Pendant que Sony et Microsoft se disputent les parts du marché “core gamer”, Nintendo, lui, continue son existence dans une dimension parallèle où tout semble fonctionner quoi qu’il arrive. La Switch 2 aurait déjà trouvé environ 600 000 acheteurs en France depuis son lancement, tandis que la première Nintendo Switch continue encore de se vendre avec près de 200 000 unités supplémentaires écoulées cette année. Au total, la Switch approche désormais les 8,8 millions de consoles vendues en France. Autrement dit, pendant que les autres constructeurs essayent d’expliquer pourquoi leurs services augmentent de prix tous les six mois, Nintendo vend toujours des consoles hybrides avec Mario dessus comme si absolument rien n’avait changé depuis 2017.

GTA 6 pourrait rebattre les cartes… au moins un peu

L’un des grands espoirs de l’industrie pour relancer les ventes hardware reste évidemment GTA 6, attendu pour novembre prochain. Le jeu de Rockstar devrait logiquement pousser énormément de joueurs à acheter une nouvelle console, aussi bien du côté de Sony que de Microsoft.

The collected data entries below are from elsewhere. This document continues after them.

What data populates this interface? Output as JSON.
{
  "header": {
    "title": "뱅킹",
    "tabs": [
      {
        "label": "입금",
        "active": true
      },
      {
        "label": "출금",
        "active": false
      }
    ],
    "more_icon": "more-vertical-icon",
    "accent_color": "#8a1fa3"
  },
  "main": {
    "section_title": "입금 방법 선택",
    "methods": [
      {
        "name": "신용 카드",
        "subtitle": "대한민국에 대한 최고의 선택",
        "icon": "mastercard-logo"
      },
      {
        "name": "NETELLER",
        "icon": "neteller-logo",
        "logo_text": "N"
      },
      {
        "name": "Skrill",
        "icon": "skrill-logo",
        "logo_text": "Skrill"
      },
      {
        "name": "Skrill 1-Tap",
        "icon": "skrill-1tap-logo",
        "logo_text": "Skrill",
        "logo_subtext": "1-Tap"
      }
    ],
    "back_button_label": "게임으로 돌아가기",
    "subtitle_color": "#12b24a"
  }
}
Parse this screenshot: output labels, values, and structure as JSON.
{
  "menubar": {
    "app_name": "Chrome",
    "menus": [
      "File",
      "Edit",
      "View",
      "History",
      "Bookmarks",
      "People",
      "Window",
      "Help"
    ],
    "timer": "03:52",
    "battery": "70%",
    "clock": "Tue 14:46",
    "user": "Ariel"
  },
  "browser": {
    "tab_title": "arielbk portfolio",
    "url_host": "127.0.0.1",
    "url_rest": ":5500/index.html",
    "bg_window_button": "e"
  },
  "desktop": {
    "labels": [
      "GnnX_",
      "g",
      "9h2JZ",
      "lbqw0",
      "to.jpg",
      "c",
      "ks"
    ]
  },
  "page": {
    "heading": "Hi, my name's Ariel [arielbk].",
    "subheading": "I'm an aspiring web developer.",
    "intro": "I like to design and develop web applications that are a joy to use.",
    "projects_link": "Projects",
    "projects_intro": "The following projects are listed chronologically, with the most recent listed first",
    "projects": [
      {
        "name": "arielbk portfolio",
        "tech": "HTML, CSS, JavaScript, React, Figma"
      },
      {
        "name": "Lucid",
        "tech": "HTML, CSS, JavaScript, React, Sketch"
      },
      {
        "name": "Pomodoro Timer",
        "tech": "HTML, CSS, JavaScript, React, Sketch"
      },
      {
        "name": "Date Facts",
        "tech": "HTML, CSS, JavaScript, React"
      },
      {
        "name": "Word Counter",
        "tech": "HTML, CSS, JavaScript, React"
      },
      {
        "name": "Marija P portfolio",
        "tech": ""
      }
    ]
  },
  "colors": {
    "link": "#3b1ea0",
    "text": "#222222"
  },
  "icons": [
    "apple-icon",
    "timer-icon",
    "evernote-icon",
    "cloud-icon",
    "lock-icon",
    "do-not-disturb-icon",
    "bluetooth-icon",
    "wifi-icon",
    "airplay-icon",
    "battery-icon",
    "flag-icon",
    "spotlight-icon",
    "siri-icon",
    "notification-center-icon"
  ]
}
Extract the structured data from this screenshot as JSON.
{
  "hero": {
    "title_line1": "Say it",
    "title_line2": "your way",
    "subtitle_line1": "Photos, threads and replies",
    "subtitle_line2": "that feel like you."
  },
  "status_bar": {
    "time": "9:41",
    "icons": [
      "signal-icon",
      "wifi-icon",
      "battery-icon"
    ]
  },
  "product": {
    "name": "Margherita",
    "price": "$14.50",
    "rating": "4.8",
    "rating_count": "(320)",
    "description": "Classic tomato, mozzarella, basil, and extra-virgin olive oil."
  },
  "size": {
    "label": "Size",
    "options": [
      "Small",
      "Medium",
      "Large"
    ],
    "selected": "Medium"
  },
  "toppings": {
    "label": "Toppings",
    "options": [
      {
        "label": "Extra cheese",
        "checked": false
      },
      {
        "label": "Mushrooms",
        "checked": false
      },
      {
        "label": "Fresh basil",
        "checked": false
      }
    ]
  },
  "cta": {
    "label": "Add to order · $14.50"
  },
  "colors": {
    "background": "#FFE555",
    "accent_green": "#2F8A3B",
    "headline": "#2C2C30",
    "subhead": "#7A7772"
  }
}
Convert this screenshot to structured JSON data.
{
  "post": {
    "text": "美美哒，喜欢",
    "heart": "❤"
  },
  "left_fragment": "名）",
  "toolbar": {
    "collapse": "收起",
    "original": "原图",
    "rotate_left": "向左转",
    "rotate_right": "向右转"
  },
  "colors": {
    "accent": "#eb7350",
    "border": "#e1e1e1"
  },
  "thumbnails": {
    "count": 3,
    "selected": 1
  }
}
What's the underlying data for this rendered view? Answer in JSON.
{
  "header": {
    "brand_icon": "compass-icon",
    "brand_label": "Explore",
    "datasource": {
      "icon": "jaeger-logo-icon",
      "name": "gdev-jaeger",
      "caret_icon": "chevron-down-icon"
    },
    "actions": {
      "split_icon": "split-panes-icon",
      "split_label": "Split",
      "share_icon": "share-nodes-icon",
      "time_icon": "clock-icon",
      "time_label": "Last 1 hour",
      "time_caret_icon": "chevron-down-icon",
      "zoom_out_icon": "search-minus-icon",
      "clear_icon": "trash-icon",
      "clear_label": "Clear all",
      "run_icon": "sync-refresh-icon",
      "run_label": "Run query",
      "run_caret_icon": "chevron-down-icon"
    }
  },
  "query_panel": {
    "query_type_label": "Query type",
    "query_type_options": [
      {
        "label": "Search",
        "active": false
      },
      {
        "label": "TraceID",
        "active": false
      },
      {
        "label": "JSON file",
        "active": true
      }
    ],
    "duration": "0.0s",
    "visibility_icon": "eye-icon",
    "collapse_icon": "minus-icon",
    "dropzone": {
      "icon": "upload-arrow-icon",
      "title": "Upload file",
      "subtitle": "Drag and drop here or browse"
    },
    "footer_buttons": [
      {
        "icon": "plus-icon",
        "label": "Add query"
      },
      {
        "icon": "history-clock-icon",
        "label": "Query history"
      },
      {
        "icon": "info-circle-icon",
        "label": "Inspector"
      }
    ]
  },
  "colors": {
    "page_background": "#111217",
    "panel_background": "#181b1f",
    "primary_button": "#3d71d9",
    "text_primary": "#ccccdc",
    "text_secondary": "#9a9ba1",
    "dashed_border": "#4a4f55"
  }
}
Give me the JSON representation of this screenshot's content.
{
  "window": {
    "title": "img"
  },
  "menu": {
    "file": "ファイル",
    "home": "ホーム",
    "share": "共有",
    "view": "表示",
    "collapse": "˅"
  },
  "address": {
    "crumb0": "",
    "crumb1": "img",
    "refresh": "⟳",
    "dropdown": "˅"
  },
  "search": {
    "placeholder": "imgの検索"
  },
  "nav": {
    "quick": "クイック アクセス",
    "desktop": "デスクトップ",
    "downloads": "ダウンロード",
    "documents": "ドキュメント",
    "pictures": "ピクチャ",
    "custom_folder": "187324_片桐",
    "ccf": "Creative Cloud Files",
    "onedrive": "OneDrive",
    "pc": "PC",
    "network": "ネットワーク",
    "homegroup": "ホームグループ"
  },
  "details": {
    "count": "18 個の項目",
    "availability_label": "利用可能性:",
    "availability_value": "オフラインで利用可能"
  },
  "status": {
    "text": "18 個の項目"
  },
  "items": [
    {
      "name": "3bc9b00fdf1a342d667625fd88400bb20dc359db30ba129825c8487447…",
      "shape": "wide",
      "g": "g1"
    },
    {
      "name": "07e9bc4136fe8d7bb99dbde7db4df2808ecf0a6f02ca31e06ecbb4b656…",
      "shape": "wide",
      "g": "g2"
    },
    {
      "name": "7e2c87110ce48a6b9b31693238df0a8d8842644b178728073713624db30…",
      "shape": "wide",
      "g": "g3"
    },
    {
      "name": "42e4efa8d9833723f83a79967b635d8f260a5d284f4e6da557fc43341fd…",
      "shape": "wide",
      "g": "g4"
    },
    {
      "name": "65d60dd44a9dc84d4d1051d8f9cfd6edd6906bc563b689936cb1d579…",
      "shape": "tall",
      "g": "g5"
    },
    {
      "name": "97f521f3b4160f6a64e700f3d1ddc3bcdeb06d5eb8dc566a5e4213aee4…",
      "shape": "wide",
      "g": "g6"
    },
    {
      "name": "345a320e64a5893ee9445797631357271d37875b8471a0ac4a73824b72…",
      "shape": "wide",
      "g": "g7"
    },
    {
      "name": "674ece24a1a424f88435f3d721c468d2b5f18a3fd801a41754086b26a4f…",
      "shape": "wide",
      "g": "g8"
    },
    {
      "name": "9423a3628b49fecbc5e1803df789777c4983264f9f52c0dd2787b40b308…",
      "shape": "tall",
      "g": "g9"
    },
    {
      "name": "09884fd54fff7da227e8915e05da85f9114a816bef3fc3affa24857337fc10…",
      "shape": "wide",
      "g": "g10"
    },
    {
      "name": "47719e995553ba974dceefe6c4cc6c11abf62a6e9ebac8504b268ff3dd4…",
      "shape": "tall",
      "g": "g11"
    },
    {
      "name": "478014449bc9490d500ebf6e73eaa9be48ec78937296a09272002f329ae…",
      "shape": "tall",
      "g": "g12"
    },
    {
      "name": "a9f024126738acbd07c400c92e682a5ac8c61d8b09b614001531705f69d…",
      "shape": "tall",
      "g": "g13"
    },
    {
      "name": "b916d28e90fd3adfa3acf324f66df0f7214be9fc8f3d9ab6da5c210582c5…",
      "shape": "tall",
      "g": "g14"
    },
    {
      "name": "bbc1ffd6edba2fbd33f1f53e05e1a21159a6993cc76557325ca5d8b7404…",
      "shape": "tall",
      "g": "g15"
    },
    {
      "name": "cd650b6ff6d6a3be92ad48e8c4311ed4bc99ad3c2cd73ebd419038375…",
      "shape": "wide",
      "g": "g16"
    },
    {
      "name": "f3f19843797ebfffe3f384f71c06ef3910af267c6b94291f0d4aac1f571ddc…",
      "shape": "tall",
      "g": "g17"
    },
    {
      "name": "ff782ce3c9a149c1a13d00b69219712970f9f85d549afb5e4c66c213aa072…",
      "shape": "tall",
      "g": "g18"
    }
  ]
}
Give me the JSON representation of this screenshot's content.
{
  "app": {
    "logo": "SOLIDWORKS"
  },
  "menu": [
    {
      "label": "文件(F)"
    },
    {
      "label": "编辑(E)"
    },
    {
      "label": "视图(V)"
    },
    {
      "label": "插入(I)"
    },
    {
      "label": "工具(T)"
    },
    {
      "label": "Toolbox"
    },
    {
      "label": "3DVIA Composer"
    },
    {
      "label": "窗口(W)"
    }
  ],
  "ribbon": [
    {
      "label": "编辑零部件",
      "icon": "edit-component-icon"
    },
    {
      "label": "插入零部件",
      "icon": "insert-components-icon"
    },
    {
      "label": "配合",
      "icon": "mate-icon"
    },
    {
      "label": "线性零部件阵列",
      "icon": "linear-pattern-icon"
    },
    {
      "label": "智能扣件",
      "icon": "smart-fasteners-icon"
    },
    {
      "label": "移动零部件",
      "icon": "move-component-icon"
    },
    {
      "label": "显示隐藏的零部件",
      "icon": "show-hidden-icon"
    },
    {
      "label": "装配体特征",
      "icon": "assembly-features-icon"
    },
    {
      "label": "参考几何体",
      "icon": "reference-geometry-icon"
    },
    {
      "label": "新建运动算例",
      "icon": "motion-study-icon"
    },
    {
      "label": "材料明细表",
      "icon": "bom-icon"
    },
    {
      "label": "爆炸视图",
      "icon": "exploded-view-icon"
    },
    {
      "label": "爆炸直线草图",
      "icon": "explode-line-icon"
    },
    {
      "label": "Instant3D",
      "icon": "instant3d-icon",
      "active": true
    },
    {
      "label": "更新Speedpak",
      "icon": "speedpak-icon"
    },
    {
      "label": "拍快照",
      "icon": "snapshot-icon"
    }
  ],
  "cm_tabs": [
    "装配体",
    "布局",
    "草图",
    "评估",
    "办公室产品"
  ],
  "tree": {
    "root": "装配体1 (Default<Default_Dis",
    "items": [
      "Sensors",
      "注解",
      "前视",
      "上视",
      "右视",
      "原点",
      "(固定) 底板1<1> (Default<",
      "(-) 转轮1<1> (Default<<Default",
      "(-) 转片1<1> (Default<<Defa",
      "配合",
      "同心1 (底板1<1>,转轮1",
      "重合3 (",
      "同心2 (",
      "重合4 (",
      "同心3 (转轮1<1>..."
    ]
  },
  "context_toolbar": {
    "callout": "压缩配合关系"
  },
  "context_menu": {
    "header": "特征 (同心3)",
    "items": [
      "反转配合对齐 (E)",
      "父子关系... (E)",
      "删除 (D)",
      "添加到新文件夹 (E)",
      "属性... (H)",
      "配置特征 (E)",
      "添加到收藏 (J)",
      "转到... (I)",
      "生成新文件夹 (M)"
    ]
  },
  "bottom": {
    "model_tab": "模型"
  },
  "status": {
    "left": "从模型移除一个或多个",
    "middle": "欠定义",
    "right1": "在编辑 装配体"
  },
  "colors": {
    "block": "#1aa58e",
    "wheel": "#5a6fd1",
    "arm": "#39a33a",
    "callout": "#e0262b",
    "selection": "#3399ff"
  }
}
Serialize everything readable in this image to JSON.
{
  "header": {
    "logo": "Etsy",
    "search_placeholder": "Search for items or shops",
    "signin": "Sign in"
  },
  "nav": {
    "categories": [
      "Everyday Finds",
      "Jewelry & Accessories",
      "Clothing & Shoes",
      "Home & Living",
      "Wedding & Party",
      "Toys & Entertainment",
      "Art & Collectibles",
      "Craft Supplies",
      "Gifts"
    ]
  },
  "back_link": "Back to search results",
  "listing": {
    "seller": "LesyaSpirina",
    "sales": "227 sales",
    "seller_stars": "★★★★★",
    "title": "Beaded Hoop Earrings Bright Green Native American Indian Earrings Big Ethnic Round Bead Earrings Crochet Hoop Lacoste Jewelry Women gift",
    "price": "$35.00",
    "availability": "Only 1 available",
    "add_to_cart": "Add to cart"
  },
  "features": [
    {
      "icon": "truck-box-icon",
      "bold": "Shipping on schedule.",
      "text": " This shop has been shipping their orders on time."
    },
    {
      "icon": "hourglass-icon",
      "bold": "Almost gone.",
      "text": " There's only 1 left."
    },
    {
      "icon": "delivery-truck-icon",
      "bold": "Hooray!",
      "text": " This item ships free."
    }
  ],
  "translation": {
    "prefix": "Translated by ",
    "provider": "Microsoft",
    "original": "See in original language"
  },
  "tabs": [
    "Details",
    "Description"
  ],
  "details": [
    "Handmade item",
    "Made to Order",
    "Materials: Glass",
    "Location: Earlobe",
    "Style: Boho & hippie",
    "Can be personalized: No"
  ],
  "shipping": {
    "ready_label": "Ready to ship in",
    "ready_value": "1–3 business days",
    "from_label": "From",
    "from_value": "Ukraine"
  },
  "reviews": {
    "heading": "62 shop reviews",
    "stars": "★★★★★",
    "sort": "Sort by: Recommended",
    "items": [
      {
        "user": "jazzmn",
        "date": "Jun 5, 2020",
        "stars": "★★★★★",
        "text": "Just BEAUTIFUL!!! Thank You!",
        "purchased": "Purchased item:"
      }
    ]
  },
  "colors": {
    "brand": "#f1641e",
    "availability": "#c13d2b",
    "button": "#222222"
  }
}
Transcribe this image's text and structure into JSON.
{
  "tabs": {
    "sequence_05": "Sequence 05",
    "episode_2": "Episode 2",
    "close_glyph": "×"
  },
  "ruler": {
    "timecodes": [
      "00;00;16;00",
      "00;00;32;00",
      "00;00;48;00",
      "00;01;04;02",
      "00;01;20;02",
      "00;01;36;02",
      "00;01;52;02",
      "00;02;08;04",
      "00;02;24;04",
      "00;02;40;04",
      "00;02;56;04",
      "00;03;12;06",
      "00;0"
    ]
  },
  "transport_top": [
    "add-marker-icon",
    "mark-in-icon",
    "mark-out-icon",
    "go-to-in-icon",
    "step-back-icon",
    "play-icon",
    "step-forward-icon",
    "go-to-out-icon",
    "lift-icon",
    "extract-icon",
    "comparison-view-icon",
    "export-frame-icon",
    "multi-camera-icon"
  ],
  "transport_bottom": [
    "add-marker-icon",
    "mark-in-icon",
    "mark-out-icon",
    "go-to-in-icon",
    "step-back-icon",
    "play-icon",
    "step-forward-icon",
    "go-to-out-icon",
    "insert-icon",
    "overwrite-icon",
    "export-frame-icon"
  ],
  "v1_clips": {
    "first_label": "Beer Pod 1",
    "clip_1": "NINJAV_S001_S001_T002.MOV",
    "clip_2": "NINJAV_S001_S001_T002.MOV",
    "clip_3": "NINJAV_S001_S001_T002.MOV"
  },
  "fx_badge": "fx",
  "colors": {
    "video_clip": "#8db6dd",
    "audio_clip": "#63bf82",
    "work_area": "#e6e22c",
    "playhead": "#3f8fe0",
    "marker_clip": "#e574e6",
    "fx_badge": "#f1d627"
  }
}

Enfin… surtout chez Sony probablement. Xbox espère malgré tout que ses grosses exclusivités prévues pour 2026 et 2027 permettront enfin de redonner un peu d’élan à la marque en France. Parce qu’à ce rythme-là, le prochain défi de Microsoft ne sera bientôt plus de battre PlayStation, mais simplement de réussir à rester visible dans les rayons entre deux palettes de Switch 2.